La conseguenza più immediata sarà lo spostamento del traffico verso Aosta. I veicoli diretti o provenienti dalle valli del Gran San Bernardo e della Valpelline saranno dirottati lungo viale Gran San Bernardo, con inevitabili ricadute sulla viabilità del capoluogo e dei comuni di Quart e Saint-Christophe, quest’ultimo già toccato da altri cantieri viari. Preoccupazione c’è anche nei comuni della Coumba Freida, che temono un aumento del traffico e tempi di percorrenza più lunghi per residenti, pendolari, turisti e servizi.
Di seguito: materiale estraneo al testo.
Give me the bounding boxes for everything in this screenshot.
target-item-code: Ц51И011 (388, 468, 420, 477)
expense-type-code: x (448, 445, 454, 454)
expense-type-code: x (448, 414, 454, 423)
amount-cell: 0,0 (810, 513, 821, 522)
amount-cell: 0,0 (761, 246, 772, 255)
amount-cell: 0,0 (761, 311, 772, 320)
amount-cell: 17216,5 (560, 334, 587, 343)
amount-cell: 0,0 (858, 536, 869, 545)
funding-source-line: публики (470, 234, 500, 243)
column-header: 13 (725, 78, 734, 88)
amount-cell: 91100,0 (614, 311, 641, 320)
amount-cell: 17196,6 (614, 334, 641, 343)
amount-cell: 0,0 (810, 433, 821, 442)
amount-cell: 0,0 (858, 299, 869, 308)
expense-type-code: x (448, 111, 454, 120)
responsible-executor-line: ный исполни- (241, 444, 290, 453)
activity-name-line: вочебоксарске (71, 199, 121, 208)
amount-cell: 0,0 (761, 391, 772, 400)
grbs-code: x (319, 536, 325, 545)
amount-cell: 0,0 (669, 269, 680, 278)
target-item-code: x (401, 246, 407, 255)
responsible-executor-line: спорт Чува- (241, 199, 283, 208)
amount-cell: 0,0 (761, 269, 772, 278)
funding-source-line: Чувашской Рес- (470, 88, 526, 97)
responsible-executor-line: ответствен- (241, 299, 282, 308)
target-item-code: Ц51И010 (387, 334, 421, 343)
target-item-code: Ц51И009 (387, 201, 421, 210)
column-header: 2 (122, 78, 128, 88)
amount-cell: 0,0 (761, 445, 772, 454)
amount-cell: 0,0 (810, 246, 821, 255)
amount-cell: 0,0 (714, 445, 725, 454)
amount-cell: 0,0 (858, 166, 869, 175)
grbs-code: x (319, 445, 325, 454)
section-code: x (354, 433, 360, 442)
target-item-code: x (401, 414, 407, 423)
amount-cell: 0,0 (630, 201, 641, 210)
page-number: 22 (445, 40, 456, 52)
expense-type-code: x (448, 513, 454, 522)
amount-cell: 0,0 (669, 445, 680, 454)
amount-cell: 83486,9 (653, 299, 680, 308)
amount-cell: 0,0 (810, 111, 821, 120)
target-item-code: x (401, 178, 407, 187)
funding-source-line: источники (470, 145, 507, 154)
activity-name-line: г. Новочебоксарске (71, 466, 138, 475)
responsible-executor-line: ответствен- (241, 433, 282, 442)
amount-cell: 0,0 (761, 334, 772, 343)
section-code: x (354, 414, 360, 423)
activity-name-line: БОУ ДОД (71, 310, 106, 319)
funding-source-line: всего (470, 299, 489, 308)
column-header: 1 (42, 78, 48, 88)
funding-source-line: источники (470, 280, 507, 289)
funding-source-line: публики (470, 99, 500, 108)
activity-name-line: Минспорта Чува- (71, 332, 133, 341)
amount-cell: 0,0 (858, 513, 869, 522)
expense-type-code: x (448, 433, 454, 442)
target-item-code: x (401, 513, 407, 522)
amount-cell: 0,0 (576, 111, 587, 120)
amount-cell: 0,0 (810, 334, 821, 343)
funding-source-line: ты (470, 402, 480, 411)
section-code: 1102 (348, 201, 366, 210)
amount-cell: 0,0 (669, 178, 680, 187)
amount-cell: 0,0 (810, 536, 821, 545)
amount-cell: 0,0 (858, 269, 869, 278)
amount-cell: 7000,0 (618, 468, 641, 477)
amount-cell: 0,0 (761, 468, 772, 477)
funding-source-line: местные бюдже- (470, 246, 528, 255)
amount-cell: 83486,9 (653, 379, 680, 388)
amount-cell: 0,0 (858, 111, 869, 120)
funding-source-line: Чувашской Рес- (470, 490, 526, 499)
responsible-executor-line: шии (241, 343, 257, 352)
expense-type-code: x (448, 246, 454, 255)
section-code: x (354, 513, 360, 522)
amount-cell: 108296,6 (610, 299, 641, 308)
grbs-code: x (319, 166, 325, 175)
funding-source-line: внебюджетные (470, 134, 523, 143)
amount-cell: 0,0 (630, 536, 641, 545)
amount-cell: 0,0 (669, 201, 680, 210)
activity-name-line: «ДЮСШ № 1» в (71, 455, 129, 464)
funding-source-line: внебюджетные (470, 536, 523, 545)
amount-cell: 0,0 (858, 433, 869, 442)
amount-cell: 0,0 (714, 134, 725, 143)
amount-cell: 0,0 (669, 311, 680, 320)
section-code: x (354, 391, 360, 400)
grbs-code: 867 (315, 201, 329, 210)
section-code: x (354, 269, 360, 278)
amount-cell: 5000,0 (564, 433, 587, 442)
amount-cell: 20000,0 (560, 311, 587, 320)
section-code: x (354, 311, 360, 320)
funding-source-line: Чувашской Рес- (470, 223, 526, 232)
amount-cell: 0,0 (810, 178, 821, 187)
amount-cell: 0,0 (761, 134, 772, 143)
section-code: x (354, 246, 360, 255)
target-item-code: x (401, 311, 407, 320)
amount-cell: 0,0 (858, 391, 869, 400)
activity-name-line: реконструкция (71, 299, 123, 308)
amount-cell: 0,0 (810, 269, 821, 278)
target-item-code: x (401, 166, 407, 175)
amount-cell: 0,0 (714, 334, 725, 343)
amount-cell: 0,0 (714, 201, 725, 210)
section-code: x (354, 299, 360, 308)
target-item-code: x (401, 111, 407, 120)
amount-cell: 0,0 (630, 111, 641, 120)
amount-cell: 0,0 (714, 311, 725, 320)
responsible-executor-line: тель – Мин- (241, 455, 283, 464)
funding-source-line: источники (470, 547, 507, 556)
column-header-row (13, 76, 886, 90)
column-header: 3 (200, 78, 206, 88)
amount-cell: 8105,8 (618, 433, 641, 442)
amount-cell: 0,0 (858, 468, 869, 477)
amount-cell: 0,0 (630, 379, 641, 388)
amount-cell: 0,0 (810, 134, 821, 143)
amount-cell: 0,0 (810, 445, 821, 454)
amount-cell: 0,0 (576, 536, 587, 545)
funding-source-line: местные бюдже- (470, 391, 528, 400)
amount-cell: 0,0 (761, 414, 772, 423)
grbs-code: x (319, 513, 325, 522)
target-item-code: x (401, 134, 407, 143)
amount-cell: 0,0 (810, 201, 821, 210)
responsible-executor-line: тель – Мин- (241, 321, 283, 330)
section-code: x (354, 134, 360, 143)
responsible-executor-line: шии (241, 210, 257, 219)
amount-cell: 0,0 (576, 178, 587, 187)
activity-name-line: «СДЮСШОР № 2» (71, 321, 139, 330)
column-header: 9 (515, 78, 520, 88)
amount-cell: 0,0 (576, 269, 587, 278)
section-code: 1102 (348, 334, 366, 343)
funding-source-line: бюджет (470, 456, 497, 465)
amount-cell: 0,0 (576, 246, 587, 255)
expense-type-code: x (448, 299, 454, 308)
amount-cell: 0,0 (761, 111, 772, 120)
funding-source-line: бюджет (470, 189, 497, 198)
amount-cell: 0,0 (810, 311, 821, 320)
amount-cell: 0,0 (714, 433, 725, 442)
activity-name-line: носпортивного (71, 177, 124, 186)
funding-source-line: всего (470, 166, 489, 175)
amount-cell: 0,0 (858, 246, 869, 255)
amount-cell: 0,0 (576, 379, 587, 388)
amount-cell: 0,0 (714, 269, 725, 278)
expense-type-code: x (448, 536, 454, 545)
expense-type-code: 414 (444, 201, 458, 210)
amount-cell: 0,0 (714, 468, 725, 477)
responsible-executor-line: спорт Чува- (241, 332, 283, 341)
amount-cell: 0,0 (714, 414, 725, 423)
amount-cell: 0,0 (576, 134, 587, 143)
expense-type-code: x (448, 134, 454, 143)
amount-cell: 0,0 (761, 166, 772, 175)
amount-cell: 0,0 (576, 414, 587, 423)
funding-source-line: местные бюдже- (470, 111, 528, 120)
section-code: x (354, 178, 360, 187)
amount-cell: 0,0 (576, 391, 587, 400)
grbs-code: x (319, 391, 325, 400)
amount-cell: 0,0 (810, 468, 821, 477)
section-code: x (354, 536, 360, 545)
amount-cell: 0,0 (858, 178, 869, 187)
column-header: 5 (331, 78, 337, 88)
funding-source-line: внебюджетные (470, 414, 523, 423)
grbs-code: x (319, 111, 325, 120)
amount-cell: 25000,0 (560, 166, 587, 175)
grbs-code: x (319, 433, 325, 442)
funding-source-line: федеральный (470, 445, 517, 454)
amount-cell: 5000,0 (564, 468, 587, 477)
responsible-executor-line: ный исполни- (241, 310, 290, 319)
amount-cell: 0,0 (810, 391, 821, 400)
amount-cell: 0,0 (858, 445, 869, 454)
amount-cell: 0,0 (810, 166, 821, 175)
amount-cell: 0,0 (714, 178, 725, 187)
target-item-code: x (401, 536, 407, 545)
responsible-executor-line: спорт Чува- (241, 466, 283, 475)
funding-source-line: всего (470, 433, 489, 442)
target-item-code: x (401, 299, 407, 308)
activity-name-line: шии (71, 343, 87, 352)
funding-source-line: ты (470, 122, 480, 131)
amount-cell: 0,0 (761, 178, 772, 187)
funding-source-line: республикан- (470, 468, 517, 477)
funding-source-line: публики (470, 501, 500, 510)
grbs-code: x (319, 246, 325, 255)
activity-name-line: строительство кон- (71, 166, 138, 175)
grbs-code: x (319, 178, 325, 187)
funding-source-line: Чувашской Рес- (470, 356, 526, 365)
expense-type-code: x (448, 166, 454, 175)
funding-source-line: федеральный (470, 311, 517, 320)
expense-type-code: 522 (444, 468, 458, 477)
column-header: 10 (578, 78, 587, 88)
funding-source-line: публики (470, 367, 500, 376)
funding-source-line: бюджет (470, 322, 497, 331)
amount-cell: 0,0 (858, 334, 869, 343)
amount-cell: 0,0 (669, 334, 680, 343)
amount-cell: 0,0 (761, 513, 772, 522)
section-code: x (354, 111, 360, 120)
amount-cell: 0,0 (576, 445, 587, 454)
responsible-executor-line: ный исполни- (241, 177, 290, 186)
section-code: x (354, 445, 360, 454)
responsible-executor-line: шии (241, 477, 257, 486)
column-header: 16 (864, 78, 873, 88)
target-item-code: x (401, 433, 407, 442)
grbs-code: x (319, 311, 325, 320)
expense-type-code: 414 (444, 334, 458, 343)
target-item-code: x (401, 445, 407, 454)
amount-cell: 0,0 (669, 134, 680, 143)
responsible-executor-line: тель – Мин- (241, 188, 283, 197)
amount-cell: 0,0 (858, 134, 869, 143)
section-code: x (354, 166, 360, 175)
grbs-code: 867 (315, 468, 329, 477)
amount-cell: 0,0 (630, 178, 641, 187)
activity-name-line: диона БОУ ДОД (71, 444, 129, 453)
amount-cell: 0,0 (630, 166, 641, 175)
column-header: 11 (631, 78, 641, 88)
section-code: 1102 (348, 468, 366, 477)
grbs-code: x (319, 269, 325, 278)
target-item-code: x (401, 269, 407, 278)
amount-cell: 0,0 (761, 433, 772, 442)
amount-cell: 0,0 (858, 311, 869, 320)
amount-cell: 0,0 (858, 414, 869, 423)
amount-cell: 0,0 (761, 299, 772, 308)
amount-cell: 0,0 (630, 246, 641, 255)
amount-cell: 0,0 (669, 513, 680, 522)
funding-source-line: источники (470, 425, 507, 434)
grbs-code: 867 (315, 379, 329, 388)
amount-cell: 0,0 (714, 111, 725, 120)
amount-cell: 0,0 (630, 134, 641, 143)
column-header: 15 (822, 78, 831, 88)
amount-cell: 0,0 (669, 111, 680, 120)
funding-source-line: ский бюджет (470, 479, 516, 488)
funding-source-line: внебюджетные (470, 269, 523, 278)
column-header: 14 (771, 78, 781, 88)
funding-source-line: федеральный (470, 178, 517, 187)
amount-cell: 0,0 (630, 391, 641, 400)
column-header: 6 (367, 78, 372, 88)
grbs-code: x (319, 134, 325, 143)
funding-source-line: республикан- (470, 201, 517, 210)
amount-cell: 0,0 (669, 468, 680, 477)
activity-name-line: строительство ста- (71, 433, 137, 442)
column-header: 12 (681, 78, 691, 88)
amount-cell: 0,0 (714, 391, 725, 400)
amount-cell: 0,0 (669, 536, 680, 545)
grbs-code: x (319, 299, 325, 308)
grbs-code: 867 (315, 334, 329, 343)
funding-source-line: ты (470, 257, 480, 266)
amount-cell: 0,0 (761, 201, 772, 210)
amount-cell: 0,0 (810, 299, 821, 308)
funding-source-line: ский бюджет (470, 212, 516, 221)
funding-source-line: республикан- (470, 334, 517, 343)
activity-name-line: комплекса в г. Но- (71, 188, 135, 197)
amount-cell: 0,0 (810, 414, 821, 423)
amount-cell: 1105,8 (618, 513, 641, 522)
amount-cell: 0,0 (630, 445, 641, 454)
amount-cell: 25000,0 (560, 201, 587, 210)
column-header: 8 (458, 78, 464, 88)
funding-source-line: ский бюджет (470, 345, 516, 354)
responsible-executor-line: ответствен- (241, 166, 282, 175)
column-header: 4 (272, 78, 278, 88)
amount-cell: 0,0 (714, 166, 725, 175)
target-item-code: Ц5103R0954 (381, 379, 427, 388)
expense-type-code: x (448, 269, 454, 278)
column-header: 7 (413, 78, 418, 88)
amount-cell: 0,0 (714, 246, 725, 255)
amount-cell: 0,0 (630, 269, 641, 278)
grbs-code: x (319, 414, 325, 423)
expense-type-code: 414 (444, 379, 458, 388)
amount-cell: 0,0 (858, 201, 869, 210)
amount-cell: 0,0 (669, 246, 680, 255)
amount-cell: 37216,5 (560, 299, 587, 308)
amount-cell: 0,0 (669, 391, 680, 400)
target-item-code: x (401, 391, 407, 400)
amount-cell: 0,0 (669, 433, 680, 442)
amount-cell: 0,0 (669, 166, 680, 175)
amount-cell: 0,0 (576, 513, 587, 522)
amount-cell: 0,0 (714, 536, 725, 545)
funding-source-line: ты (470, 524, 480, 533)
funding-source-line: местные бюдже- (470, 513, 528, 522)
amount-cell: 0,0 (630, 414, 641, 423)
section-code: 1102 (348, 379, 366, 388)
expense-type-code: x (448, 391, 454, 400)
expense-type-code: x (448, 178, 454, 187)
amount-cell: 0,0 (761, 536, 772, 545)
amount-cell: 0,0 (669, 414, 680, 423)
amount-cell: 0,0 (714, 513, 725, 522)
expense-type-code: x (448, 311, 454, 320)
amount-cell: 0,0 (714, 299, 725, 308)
Sul piano delle comunicazioni ufficiali, al momento non risulta ancora una nota stampa dedicata del gruppo ASTM o di Sav con il cronoprogramma dettagliato del cantiere. Però la chiusura della tratta compare nero su bianco in un documento pubblico della concessionaria, la Carta dei servizi aggiornata a marzo 2026, che di fatto è la prima conferma formale dell’intervento e del suo orizzonte temporale. È un dettaglio non banale, perché segnala che il progetto non è più una semplice ipotesi tecnica ma un’operazione ormai messa a calendario.
Traffico su Aosta, ora il problema è reggere l’urto
Il punto politico e pratico, adesso, non è più capire se i lavori si faranno, ma come gestire un anno di traffico deviato su una delle direttrici più sensibili della Plaine. Perché il decreto 264/2006 nasce per aumentare la sicurezza in galleria, ma in Valle d’Aosta il conto di quell’adeguamento rischia di presentarsi soprattutto fuori dalla galleria: sulle strade urbane di Aosta e sulla strada statale 27.